Jedenfalls hab’ ich ihn erlebt, den Todeskampf meines Geschlechtes.
Ich saß regungslos da, die Faust tief in den Mund gesteckt, mit hervorquellenden Augen, schmerzhaft verzerrter Gesichtsmuskulatur, ein brutales Raubtier.
Etwas musste ich in mir zerstören, mit meinen Zähnen in das Innere beißen, tief, langsam, immer tiefer; behutsam es abreißen, damit der Schmerz stärker, langsamer, grausamer wäre; mit den langen, spitzen, scharfen Zähnen musste ich es tun.

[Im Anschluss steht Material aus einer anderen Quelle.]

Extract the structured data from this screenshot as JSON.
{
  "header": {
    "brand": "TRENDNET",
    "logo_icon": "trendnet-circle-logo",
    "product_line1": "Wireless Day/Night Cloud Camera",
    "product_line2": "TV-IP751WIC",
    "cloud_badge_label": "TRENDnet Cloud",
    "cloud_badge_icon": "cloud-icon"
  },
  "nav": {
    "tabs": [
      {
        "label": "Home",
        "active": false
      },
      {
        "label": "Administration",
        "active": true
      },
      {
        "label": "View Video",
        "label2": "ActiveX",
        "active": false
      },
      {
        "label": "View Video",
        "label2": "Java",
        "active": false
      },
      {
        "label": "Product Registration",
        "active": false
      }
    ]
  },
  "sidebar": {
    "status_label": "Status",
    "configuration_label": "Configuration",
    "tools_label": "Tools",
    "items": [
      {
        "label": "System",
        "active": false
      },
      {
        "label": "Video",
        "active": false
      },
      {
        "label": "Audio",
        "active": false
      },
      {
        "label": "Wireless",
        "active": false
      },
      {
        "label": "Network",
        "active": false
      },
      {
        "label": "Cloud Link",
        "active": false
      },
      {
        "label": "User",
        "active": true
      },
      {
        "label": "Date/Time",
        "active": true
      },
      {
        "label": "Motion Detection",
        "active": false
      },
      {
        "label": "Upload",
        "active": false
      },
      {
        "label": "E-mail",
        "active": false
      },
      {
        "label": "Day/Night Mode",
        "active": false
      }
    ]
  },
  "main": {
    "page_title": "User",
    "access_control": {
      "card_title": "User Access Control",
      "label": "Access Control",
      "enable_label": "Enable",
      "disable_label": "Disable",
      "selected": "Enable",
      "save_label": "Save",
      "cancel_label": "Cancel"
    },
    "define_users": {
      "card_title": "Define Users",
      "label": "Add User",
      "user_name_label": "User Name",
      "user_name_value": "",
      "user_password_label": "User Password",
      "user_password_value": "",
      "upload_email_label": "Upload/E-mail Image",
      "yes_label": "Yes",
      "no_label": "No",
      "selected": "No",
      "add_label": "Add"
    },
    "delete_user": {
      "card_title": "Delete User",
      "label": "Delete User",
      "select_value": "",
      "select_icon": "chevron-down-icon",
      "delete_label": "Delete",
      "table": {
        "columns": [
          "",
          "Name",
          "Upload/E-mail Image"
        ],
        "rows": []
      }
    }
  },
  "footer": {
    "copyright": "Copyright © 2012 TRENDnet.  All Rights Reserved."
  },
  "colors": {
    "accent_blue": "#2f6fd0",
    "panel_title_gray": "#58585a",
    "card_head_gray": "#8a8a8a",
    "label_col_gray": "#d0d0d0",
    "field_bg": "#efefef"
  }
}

Seit zwei Tagen schlief ich nicht; ich aß nicht. Ich trank nur reinen Spiritus, weil meine Geschmacksnerven stumpf geworden waren und ihre Leitung nach dem Rachen unterbunden war.
Ich war beinahe lustig.
Meine Gefühle bewegten sich in wunderbarem Takt zu einer schauerlich-gespenstisch-tiefen, wüsten, starren Musik mit dem Gesichte eines altmexikanischen Götzenbildes.
Jeder Ton war wie ein Stück geschmolzenen Metalls, das in eine fürchterliche Hitze geriet und in das Spektrum meiner Seele niedertropfte und dort eine Linie zeichnete.
Ich hörte die Musik nicht, ich empfand sie deutlich als ein großes, endloses Spektrum mit grellen, ganz naiv grellen Farben.
Es erinnerte mich an die Farben, mit denen ich einen assyrischen Löwen bemalt sah.
Es wunderte mich nur, dass ich das Ultraviolett ganz deutlich empfand, aber nicht als Farbe, sondern übersetzt in eine Rückwärtswelle, in ein Etwas, das sich immerfort in regelmäßiger, rhythmischer, ganz deutlicher Rückwärtsbewegung befand und nicht schwinden wollte.